There were 8 neonates no SpO2 measurement. All of them were well on our well baby follow up record. Oximetry screening was performed on 1,847 clinically normal born infants. There were three infants with SpO2 below 95%. Two of them had CCHD, including one patient with transposition of the great vessels (TGV), one patient with complete atrioventricular canal (AV canal) & moderate tricuspid regurgitation (TR). The mean O2 saturation of normal newborns (SpO2 ≥ 95%) was 98.1% and was 82.5% in the low SpO2 group (Table 1).
There were 11 infants with congenital heart disease in this group of infant during this study period, the incidence of CHD was 5.8 per 1000 live births and CCHD was 1.08 per 1000. A pulse oximetry cut-off value of below 95% showed 100% sensitivity, 99.8% specificity, 100% positive predictive value, 100% negative predictive value and accuracy of 99.8% in identifying CCHD (Table 2).

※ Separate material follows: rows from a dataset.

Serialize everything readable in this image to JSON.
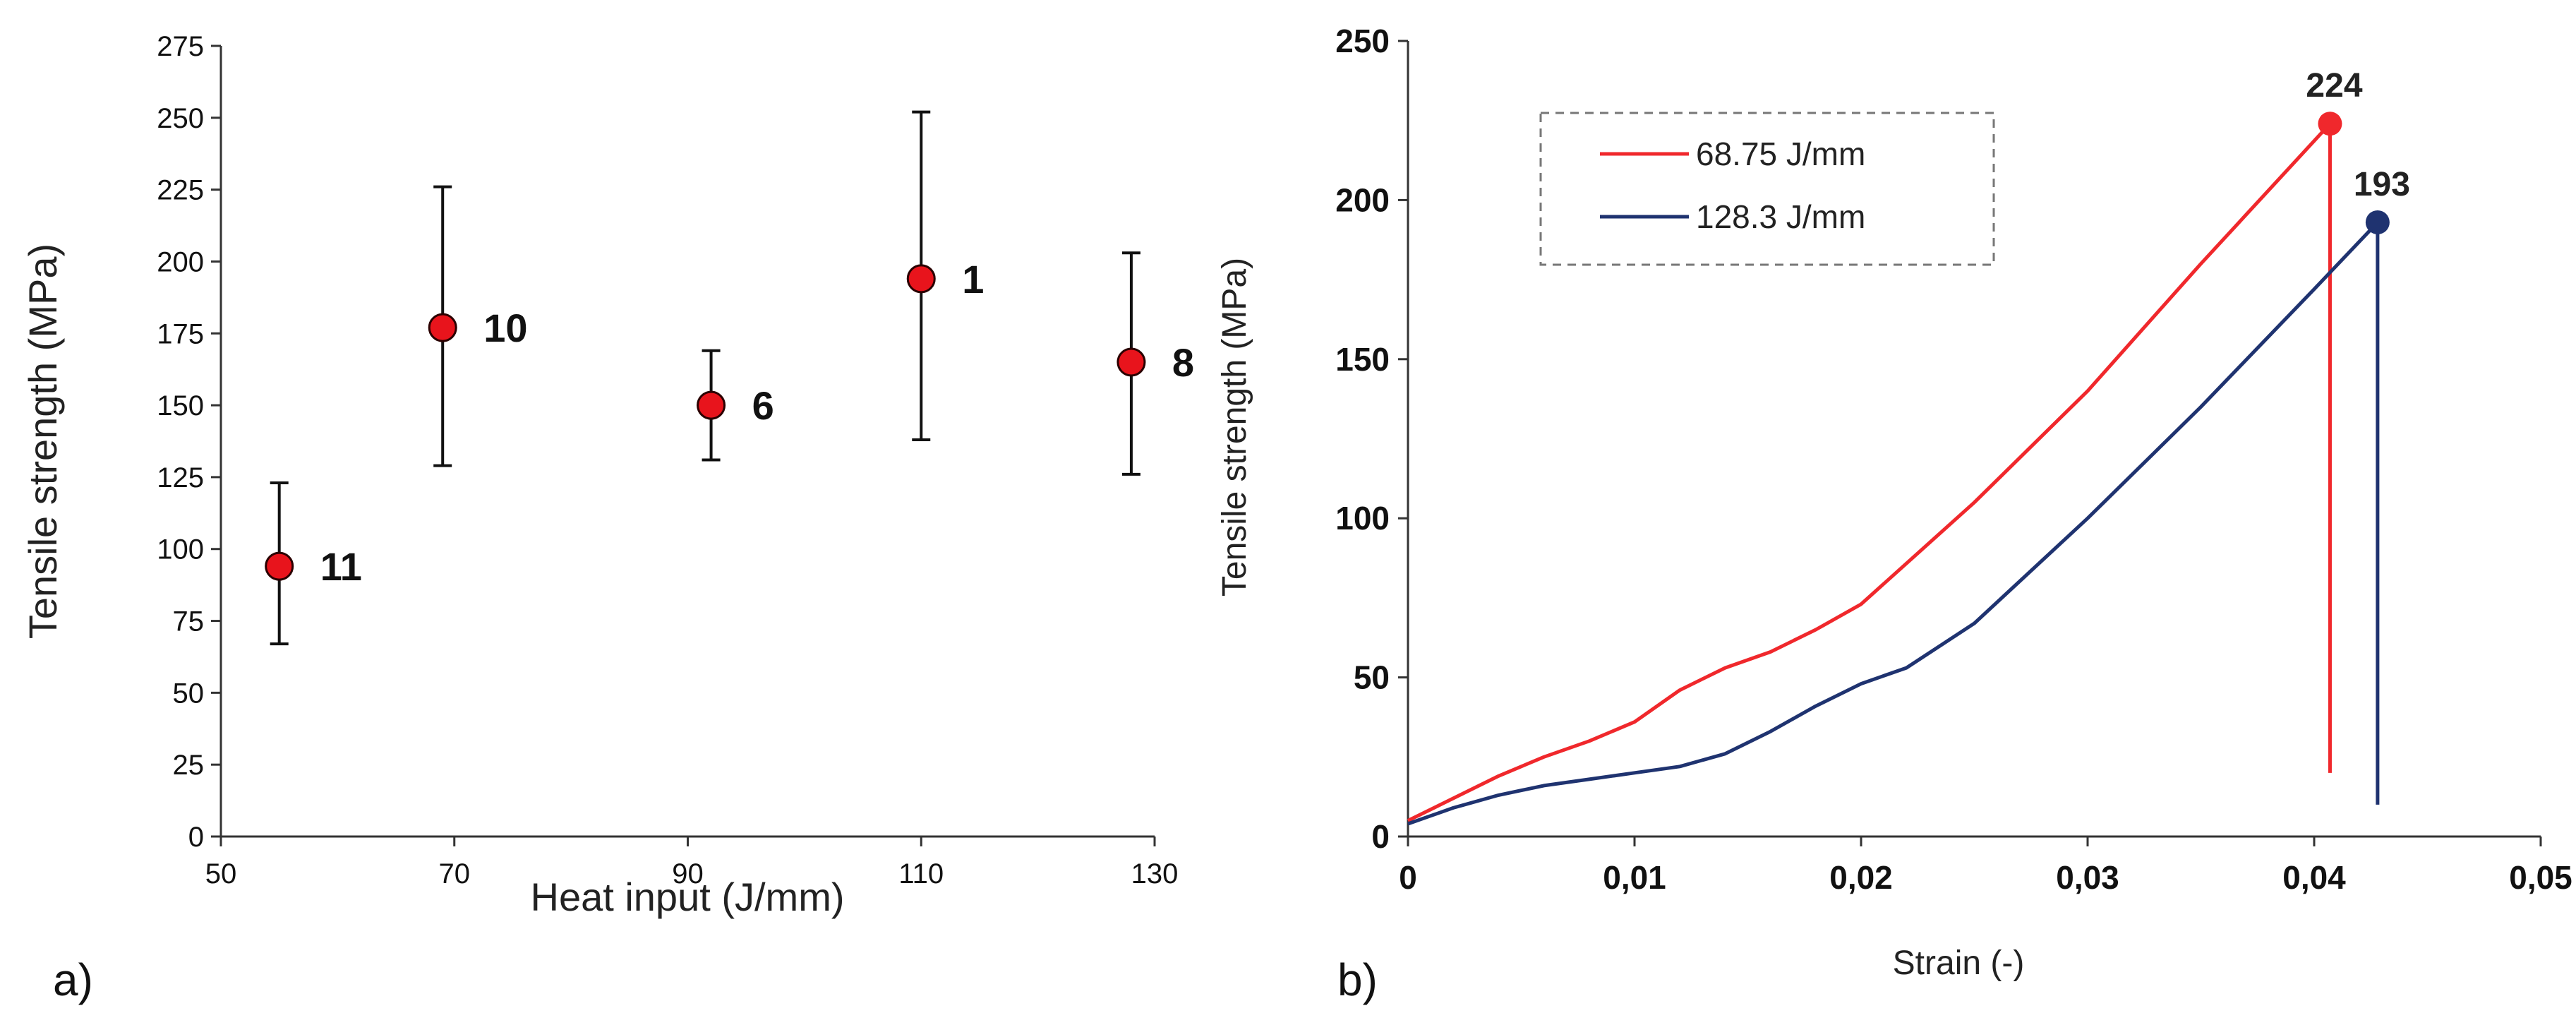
{
  "chart_data": [
    {
      "type": "scatter",
      "panel_label": "a)",
      "xlabel": "Heat input  (J/mm)",
      "ylabel": "Tensile strength (MPa)",
      "xlim": [
        50,
        130
      ],
      "ylim": [
        0,
        275
      ],
      "x_ticks": [
        "50",
        "70",
        "90",
        "110",
        "130"
      ],
      "y_ticks": [
        "0",
        "25",
        "50",
        "75",
        "100",
        "125",
        "150",
        "175",
        "200",
        "225",
        "250",
        "275"
      ],
      "grid": false,
      "marker_color": "#e8141c",
      "points": [
        {
          "x": 55,
          "y": 94,
          "err_low": 67,
          "err_high": 123,
          "label": "11"
        },
        {
          "x": 69,
          "y": 177,
          "err_low": 129,
          "err_high": 226,
          "label": "10"
        },
        {
          "x": 92,
          "y": 150,
          "err_low": 131,
          "err_high": 169,
          "label": "6"
        },
        {
          "x": 110,
          "y": 194,
          "err_low": 138,
          "err_high": 252,
          "label": "1"
        },
        {
          "x": 128,
          "y": 165,
          "err_low": 126,
          "err_high": 203,
          "label": "8"
        }
      ]
    },
    {
      "type": "line",
      "panel_label": "b)",
      "xlabel": "Strain (-)",
      "ylabel": "Tensile strength (MPa)",
      "xlim": [
        0,
        0.05
      ],
      "ylim": [
        0,
        250
      ],
      "x_ticks": [
        "0",
        "0,01",
        "0,02",
        "0,03",
        "0,04",
        "0,05"
      ],
      "y_ticks": [
        "0",
        "50",
        "100",
        "150",
        "200",
        "250"
      ],
      "grid": false,
      "legend": {
        "position": "top-left"
      },
      "series": [
        {
          "name": "68.75 J/mm",
          "color": "#f0282c",
          "points": [
            [
              0,
              5
            ],
            [
              0.002,
              12
            ],
            [
              0.004,
              19
            ],
            [
              0.006,
              25
            ],
            [
              0.008,
              30
            ],
            [
              0.01,
              36
            ],
            [
              0.012,
              46
            ],
            [
              0.014,
              53
            ],
            [
              0.016,
              58
            ],
            [
              0.018,
              65
            ],
            [
              0.02,
              73
            ],
            [
              0.025,
              105
            ],
            [
              0.03,
              140
            ],
            [
              0.035,
              180
            ],
            [
              0.0407,
              224
            ]
          ],
          "drop_to": 20,
          "peak_label": "224"
        },
        {
          "name": "128.3 J/mm",
          "color": "#1f3370",
          "points": [
            [
              0,
              4
            ],
            [
              0.002,
              9
            ],
            [
              0.004,
              13
            ],
            [
              0.006,
              16
            ],
            [
              0.008,
              18
            ],
            [
              0.01,
              20
            ],
            [
              0.012,
              22
            ],
            [
              0.014,
              26
            ],
            [
              0.016,
              33
            ],
            [
              0.018,
              41
            ],
            [
              0.02,
              48
            ],
            [
              0.022,
              53
            ],
            [
              0.025,
              67
            ],
            [
              0.03,
              100
            ],
            [
              0.035,
              135
            ],
            [
              0.04,
              172
            ],
            [
              0.0428,
              193
            ]
          ],
          "drop_to": 10,
          "peak_label": "193"
        }
      ]
    }
  ]
}
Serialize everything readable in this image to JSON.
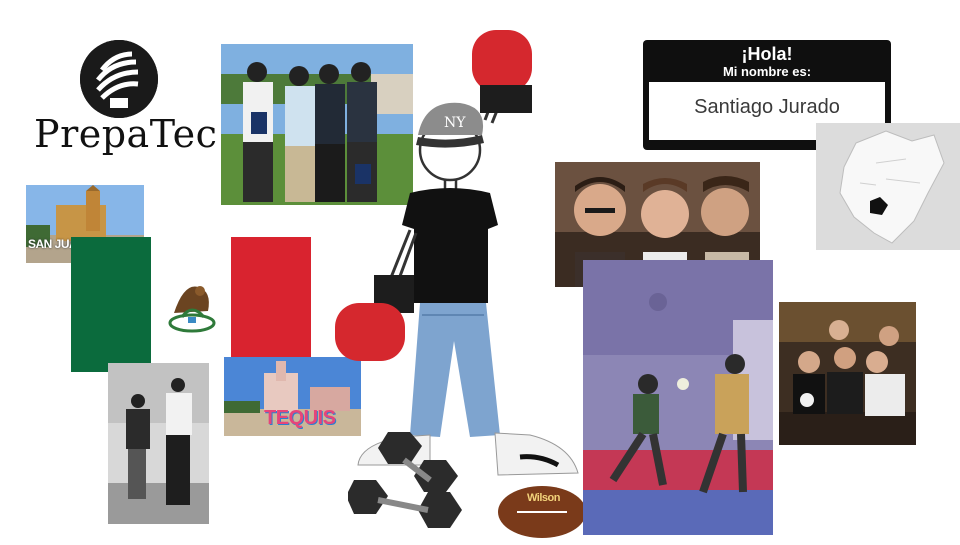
{
  "logo": {
    "text": "PrepaTec",
    "icon": "torch-logo-icon"
  },
  "name_tag": {
    "greeting": "¡Hola!",
    "subtitle": "Mi nombre es:",
    "name": "Santiago Jurado"
  },
  "sign_san_juan": "SAN JUAN DEL RIO",
  "sign_tequis": "TEQUIS",
  "football_brand": "Wilson",
  "colors": {
    "flag_green": "#0b6b3d",
    "flag_red": "#d9232f",
    "tag_black": "#0f0f0f"
  }
}
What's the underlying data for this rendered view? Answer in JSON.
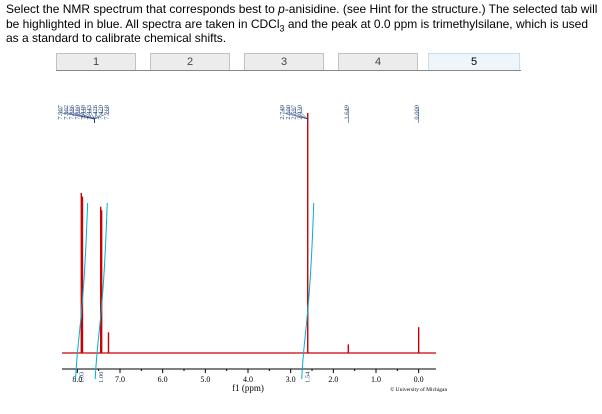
{
  "question": {
    "part1": "Select the NMR spectrum that corresponds best to ",
    "part_italic": "p",
    "part2": "-anisidine. (see Hint for the structure.) The selected tab will be highlighted in blue. All spectra are taken in CDCl",
    "part_sub": "3",
    "part3": " and the peak at 0.0 ppm is trimethylsilane, which is used as a standard to calibrate chemical shifts."
  },
  "tabs": [
    {
      "label": "1",
      "selected": false
    },
    {
      "label": "2",
      "selected": false
    },
    {
      "label": "3",
      "selected": false
    },
    {
      "label": "4",
      "selected": false
    },
    {
      "label": "5",
      "selected": true
    }
  ],
  "chart_data": {
    "type": "line",
    "xlabel": "f1 (ppm)",
    "xlim": [
      8.5,
      -0.5
    ],
    "x_ticks": [
      "8.0",
      "7.0",
      "6.0",
      "5.0",
      "4.0",
      "3.0",
      "2.0",
      "1.0",
      "0.0"
    ],
    "x_tick_values": [
      8.0,
      7.0,
      6.0,
      5.0,
      4.0,
      3.0,
      2.0,
      1.0,
      0.0
    ],
    "series": [
      {
        "color": "#cc0000",
        "peaks": [
          {
            "ppm": 7.907,
            "height": 0.93
          },
          {
            "ppm": 7.88,
            "height": 0.91
          },
          {
            "ppm": 7.452,
            "height": 0.85
          },
          {
            "ppm": 7.43,
            "height": 0.83
          },
          {
            "ppm": 7.27,
            "height": 0.12
          },
          {
            "ppm": 2.6,
            "height": 2.0
          },
          {
            "ppm": 1.649,
            "height": 0.05
          },
          {
            "ppm": 0.0,
            "height": 0.15
          }
        ]
      }
    ],
    "peak_labels_left": [
      "7.907",
      "7.902",
      "7.886",
      "7.880",
      "7.448",
      "7.443",
      "7.426",
      "7.420",
      "7.268"
    ],
    "peak_labels_mid": [
      "2.749",
      "2.600",
      "2.597",
      "2.430"
    ],
    "peak_label_single_1": "1.649",
    "peak_label_single_2": "0.000",
    "integrals": [
      {
        "center": 7.9,
        "label": "1.03"
      },
      {
        "center": 7.44,
        "label": "1.00"
      },
      {
        "center": 2.6,
        "label": "1.54"
      }
    ],
    "line_color": "#cc0000",
    "label_color": "#1f3e7a",
    "integral_color": "#00b0d0",
    "watermark": "© University of Michigan"
  }
}
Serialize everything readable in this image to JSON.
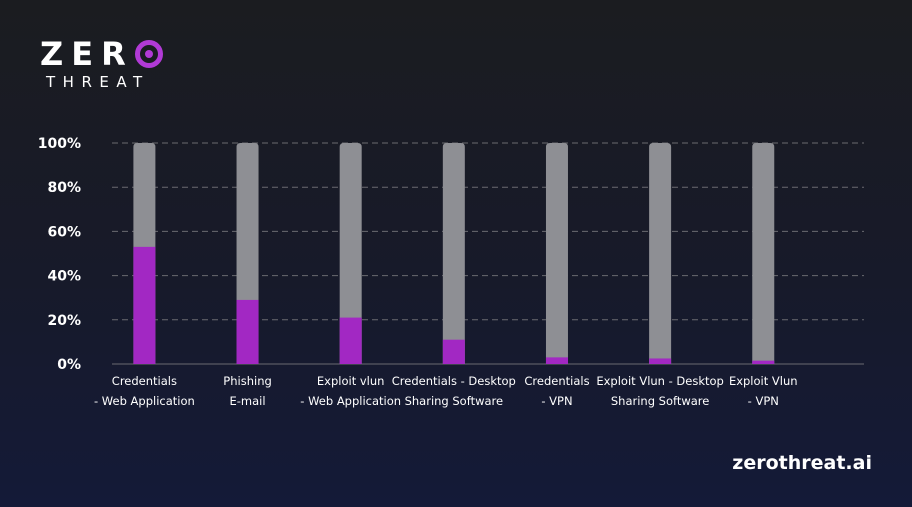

The reported incidence of CHD was 8-10 per 1000 live births.1,2,3,4,5 The incidence CCHD is agreeable with the previous study.13 To determine the sensitivity, specificity, predictive value, and accuracy of a program of pulse oximetry screening in asymptomatic newborns for CCHD , the previous study reported of the effectiveness of pulse oximetry screening for CHD in asymptomatic newborns (Sensitivity: 60%; specificity: 99.95%; positive predictive value: 75%; negative predictive value: 99.98%; accuracy: 99.97%).13 The low sensitivity in this study was because they had included non critical CHD in their calculation. However, other study revealed that systematic screening for CCHD with high accuracy required a new generation oximeter, and comparison of saturation values from the right hand and one foot substantially improves the detection of CCHD (Sensitivity: 98.5%; specificity: 96.0%; positive predictive value: 89.0%; negative predictive value: 99.5%).15 Our efficacy data is very closed to the number of other study.15 The cost of pulse oximetry screening is minimal. Although the same disposable probe was used on multiple cases, alcohols cleaning between cases were emphasized and yet no evidence of infection was found. One limitation of the study is that the number of screened neonates are too small and no case of coarctation of aorta to validate the difference of oxygen saturation in the right arm and leg.
This study demonstrated the use of noninvasive, cost-effectiveness tool which is pulse oximetry screening adjunct to routine neonatal examination for detecting CCHD in clinically normal newborns that were born at Synphaet Hospital during 24 months period.